Piano di bilancio, freno alla spesa più tirato nel 2025. Dal cuneo spinta da 0,2% di Pil

Il freno alla spesa primaria netta sarà particolarmente tirato nei prossimi due anni, per poi allentarsi dal 2027. La correzione strutturale dei conti sarà dello 0,55% del Pil, nei dintorni dei 12 miliardi all’anno nel 2025 e nel 2026, per poi attestarsi allo 0,5%. La stretta iniziale porterà alla fine del biennio il deficit al 2,8% del Pil, e quindi il Paese fuori dalla procedura d’infrazione. Nel frattempo il debito, come anticipato sul Sole 24 Ore di giovedì, continuerà invece a salire in rapporto al prodotto per la spinta delle ricadute del Superbonus che viaggeranno vicine ai 40 miliardi all’anno prima di dimagrire sensibilmente dal 2027. A quel punto il peso del passivo sul Pil tornerà a scendere, seguendo la discesa media di un punto percentuale all’anno chiesta dalle nuove regole fiscali comunitarie ai Paesi fuori dalla procedura d’infrazione.

Psb tornato sul tavolo del Cdm

Ieri il Piano strutturale di bilancio è tornato sui tavoli del consiglio dei ministri dopo i ricalcoli su Pil e finanza pubblica comunicati lunedì scorso dall’Istat. Nel nuovo passaggio a Palazzo Chigi, ha voluto chiarire il ministero dell’Economia in una nota, ha rappresentato da parte di Giorgetti un aggiornamento «del Piano adottato», alla luce dei nuovi numeri dell’Istat. Al documento si è comunque lavorato ancora per tutta la giornata di ieri prima della trasmissione alle Camere, che ne avvieranno l’esame all’inizio della prossima settimana e lo chiuderanno martedì 8 ottobre con il voto in Aula sulle risoluzioni.

Impianto confermato

Nelle sue cifre finali il Piano conferma, con qualche variazione marginale, l’impianto tracciato dalle cifre emerse dal confronto di giovedì fra governo e parti sociali. Il deficit di quest’anno scende dal 4,3% indicato nel Def al 3,8%, grazie prima di tutto all’impennata delle entrate; la cura anti-sdisavanzo parte da lì, e non lascia spazi alle ipotesi di anticipi per decreto di parte di spese della manovra che pure erano circolate insistentemente nelle scorse settimane.

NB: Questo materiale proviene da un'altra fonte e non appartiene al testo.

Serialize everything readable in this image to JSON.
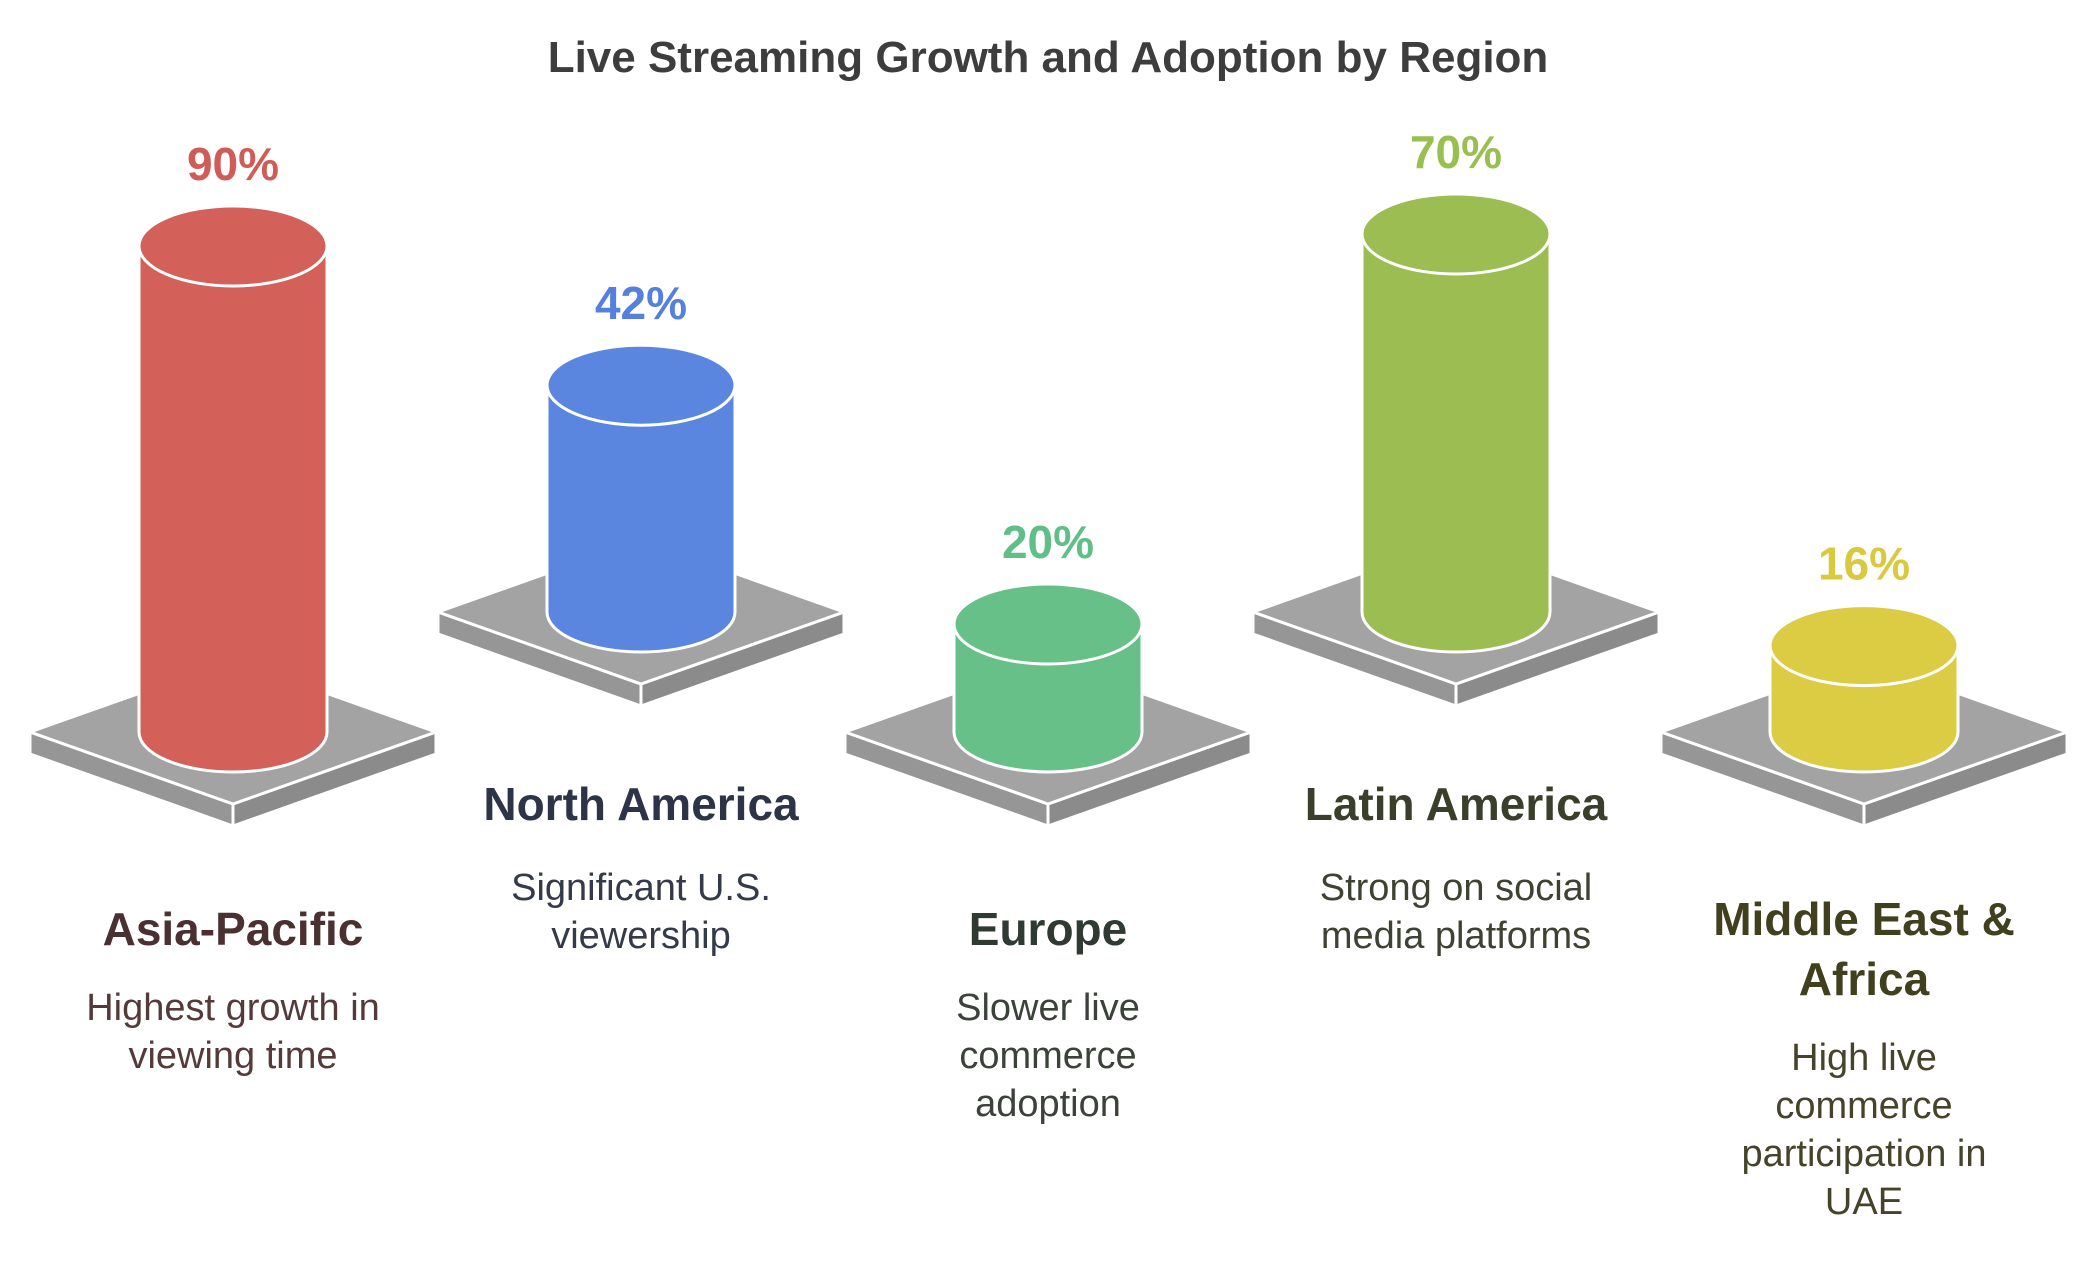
{
  "chart_data": {
    "type": "bar",
    "title": "Live Streaming Growth and Adoption by Region",
    "categories": [
      "Asia-Pacific",
      "North America",
      "Europe",
      "Latin America",
      "Middle East & Africa"
    ],
    "values": [
      90,
      42,
      20,
      70,
      16
    ],
    "value_labels": [
      "90%",
      "42%",
      "20%",
      "70%",
      "16%"
    ],
    "descriptions": [
      [
        "Highest growth in",
        "viewing time"
      ],
      [
        "Significant U.S.",
        "viewership"
      ],
      [
        "Slower live",
        "commerce",
        "adoption"
      ],
      [
        "Strong on social",
        "media platforms"
      ],
      [
        "High live",
        "commerce",
        "participation in",
        "UAE"
      ]
    ],
    "region_label_lines": [
      [
        "Asia-Pacific"
      ],
      [
        "North America"
      ],
      [
        "Europe"
      ],
      [
        "Latin America"
      ],
      [
        "Middle East &",
        "Africa"
      ]
    ],
    "colors": [
      "#d4605a",
      "#5b86e0",
      "#66c088",
      "#9bbd51",
      "#dccc44"
    ],
    "label_colors": [
      "#cf5d57",
      "#5580de",
      "#5fbf86",
      "#98bf4f",
      "#d8c93d"
    ],
    "region_text_colors": [
      "#4a3030",
      "#2e3447",
      "#2f3a32",
      "#3a3f2c",
      "#40401f"
    ],
    "desc_text_colors": [
      "#553a3a",
      "#343a4a",
      "#3a4239",
      "#3e4232",
      "#45432a"
    ],
    "platform_color": "#a3a3a3",
    "xlabel": "",
    "ylabel": "",
    "grid": false,
    "legend": "none"
  }
}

Anche perché il programma dei conti indicherà il ritorno dell’avanzo primario già da quest’anno, come ribadito da Giorgetti nel pomeriggio di ieri in un videomessaggio all’assemblea di Federmeccanica. «La finanza pubblica è tornata sotto controllo – ha rivendicato il ministro dell’Economia; dopo aver ereditato una situazione disastrosa dovuta all’impatto dei bonus edilizi, le scelte fondate su responsabilità e realismo hanno portato risultati», il primo dei quali è l’addio al deficit primario (quello che si calcola al netto della spesa per interessi) che solo l’anno scorso valeva 71 miliardi (3,4% del Pil).

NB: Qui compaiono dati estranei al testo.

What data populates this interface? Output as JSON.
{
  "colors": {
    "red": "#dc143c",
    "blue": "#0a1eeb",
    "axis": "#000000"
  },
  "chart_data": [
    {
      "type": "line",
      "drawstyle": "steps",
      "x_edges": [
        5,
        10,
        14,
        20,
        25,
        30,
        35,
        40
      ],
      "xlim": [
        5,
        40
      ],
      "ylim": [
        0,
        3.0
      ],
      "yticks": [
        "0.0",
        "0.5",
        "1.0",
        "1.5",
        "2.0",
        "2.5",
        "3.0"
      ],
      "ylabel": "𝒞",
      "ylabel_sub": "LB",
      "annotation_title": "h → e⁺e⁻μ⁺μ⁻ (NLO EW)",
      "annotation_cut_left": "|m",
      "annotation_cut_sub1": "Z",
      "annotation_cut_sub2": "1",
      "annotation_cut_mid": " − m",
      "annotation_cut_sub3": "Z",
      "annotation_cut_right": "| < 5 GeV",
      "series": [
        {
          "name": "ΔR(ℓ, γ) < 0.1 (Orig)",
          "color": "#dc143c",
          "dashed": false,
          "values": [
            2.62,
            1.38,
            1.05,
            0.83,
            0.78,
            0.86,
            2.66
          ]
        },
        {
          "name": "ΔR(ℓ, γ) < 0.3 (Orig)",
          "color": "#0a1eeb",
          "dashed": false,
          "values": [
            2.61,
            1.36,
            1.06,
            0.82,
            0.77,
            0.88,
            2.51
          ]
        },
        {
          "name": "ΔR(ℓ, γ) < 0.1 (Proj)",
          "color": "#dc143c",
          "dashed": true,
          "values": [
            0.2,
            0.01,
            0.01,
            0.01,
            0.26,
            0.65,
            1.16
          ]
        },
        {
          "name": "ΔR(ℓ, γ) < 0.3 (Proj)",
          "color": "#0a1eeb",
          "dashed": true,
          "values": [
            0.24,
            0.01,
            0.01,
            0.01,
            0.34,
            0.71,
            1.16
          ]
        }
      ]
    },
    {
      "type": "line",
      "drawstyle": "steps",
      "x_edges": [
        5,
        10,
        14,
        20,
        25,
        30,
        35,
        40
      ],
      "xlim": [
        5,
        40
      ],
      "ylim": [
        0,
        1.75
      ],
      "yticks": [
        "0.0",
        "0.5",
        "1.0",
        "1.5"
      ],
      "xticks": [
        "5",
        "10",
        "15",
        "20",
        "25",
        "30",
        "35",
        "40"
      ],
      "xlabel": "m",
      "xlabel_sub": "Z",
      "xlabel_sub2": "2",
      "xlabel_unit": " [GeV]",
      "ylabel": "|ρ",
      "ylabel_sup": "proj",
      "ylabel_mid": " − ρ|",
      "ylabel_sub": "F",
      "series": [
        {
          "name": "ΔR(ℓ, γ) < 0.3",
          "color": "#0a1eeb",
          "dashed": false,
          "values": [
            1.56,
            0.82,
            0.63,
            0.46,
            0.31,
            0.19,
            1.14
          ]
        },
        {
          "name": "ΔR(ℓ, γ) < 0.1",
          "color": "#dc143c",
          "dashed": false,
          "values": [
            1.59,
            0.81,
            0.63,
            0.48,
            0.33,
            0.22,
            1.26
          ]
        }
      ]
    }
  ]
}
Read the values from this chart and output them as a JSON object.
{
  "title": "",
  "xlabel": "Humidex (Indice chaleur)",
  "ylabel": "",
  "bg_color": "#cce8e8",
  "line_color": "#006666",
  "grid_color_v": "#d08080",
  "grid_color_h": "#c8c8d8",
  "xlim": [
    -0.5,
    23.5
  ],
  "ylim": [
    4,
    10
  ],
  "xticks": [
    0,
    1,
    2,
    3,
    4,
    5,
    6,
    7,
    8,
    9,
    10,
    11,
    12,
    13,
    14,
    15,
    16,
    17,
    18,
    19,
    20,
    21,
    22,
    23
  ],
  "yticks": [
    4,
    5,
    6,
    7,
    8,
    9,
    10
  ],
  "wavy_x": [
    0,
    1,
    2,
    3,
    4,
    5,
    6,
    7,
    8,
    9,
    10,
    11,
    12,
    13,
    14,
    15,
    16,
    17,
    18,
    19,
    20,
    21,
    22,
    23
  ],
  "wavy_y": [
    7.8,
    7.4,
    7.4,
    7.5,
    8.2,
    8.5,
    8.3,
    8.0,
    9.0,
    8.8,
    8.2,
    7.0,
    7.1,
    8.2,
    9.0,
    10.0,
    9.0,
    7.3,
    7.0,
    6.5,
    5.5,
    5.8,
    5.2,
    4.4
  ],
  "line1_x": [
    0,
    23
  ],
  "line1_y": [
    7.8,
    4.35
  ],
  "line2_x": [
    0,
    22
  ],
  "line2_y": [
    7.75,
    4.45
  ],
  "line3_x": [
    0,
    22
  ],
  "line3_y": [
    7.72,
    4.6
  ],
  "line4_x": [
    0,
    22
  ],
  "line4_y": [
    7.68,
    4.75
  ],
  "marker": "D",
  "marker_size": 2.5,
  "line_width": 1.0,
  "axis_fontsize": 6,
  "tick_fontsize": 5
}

Il trend dell’indebitamento netto

L’indebitamento netto è destinato a scendere al 3,8% nel 2025 e nel 2026, grazie a una dinamica della spesa netta quasi piatta anche in termini nominali, + 1,3% nel 2025 e +1,6% nel 2026, prima di rilassarsi un po’ con il +1,9% messo a preventivo per il 2027. Ma poi, in contemporanea con il cambio di legislatura, la corda dovrebbe tornare a stringersi, con un aumento della spesa netta dell’1,7% nel 2028, dell’1,5% nel 2029 dell’1,1-1,2% nel 2030-2031.

Taglio del cuneo per sostenere l’economia

Il compito di sostenere l’economia reale sarà affidato prima di tutto al taglio del cuneo fiscale, la cui «estensione fino al 2029 – come si legge nelle bozze del Piano strutturale di bilancio circolate ieri – comporterebbe un aumento della crescita di 0,2 punti percentuali nel 2025 e nel 2026 per poi avere un effetto complessivo sul livello del PIL dal 2027 pari allo 0,5 per cento». Nel frattempo però c’è da tagliare la spesa per rispettare gli obiettivi Ue senza rinunciare al sostegno anche finanziario del pacchetto di riforme chiamate a motivare l’estensione dell’aggiustamento da 4 a 7 anni (articolo sotto). La dieta, si legge sempre nelle bozze, avrebbe un effetto neutro nel 2025 e restrittivo nel 2026 e nel 2028-29, con il risultato che «complessivamente la manovra accrescerebbe il livello del Pil dello 0,2 per cento nel 2025 fino a raggiungere lo 0,4 per cento nel 2027».